RDD Flashcards
How to create a RDD ?
There are two ways to create RDDs: parallelizing an existing collection in your driver program, or referencing a dataset in an external storage system, such as a shared filesystem, HDFS, HBase, or any data source offering a Hadoop InputFormat.
Command to parallelise a collection ?
val data = Array(1, 2, 3, 4, 5)
val distData = sc.parallelize(data)
// or with mum partition val distData2 = sc.parallelize(data, 10)
What is the recommended number of partition for a RDD ?
Typically you want 2-4 partitions for each CPU in your cluster. Normally, Spark tries to set the number of partitions automatically based on your cluster. However, you can also set it manually by passing it as a second parameter to parallelize (e.g. sc.parallelize(data, 10)).
What is a partition ?
The number of slices the dataset is cut into. This conditions the amount of parallel work that can be done.
How to load RDD from text files ?
val distFile = sc.textFile("data.txt") // return type: RDD[String]
Where can we load flat files from ?
sc.textFile(uri) takes a URI for the file, either a local path on the machine, or a hdfs://, s3n://, etc
What URI can be given to sc.textFile to load local files ?
All of Spark’s file-based input methods, including textFile, support running on directories, compressed files, and wildcards as well.
For example, you can use:
- textFile(“/my/directory”),
- textFile(“/my/directory/*.txt”)
- textFile(“/my/directory/*.gz”)
Describe the constraints on worker nodes when loading local files
If using a path on the local filesystem, the file must also be accessible at the same path on worker nodes. Either copy the file to all workers or use a network-mounted shared file system
How does Spark assign numbers of partitions when loading text files ?
Spark creates one partition for each block of the file (blocks being 64MB by default in HDFS), but you can also ask for a higher number of partitions by passing a larger value. Note that you cannot have fewer partitions than blocks.
What does SparkContext.wholeTextFiles do ?

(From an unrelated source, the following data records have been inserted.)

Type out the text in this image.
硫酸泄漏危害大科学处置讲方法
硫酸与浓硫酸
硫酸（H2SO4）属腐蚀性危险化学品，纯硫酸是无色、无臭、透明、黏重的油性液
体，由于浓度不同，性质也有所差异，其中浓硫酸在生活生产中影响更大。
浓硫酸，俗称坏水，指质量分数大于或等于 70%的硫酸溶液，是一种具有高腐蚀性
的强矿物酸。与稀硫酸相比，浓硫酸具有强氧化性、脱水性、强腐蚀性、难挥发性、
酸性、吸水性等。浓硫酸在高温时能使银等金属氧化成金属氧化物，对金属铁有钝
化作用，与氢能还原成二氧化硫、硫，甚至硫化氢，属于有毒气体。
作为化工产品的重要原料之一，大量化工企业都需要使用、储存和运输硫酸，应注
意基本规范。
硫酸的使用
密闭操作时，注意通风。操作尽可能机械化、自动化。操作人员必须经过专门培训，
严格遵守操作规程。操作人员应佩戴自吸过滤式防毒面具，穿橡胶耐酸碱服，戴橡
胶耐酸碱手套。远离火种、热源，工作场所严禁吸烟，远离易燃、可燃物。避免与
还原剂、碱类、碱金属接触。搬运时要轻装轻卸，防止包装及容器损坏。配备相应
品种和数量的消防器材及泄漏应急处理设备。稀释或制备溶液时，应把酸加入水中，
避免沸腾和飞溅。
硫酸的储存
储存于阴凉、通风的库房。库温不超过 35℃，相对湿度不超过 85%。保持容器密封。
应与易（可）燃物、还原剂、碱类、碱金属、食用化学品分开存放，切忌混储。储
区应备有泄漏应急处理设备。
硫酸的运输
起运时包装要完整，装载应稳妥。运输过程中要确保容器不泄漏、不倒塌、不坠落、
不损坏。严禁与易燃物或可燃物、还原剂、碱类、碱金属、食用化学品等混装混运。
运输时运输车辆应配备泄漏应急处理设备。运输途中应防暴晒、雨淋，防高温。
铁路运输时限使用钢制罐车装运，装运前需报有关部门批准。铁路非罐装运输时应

SparkContext.wholeTextFiles lets you read a directory containing multiple small text files, and returns each of them as (filename, content) pairs. This is in contrast with textFile, which would return one record per line in each file.
What does RDD.saveAsObjectFile do ?
RDD.saveAsObjectFile and SparkContext.objectFile support saving an RDD in a simple format consisting of serialized Java objects. While this is not as efficient as specialized formats like Avro, it offers an easy way to save any RDD.
How to load data stored using Hadoop’s InputFormat ?
You can use the SparkContext.hadoopRDD method, which takes an arbitrary JobConf and input format class, key class and value class. Set these the same way you would for a Hadoop job with your input source. You can also use SparkContext.newAPIHadoopRDD for InputFormats based on the “new” MapReduce API (org.apache.hadoop.mapreduce).
How to load SequenceFile ?
Use SparkContext’s sequenceFile[K, V] method where K and V are the types of key and values in the file. These should be subclasses of Hadoop’s Writable interface, like IntWritable and Text. In addition, Spark allows you to specify native types for a few common Writables; for example, sequenceFile[Int, String] will automatically read IntWritables and Texts.
What are the two operations supported by RDDs ?
Transformations, which create a new dataset from an existing one (e.g. map)
Actions, which return a value to the driver program after running a computation on the dataset (e.g. reduce)
What is the execution model of RDD Transformations ?
All transformations in Spark are lazy, in that they do not compute their results right away. Instead, they just remember the transformations applied to some base dataset (e.g. a file). The transformations are only computed when an action requires a result to be returned to the driver program. This design enables Spark to run more efficiently – for example, we can realize that a dataset created through map will be used in a reduce and return only the result of the reduce to the driver, rather than the larger mapped dataset.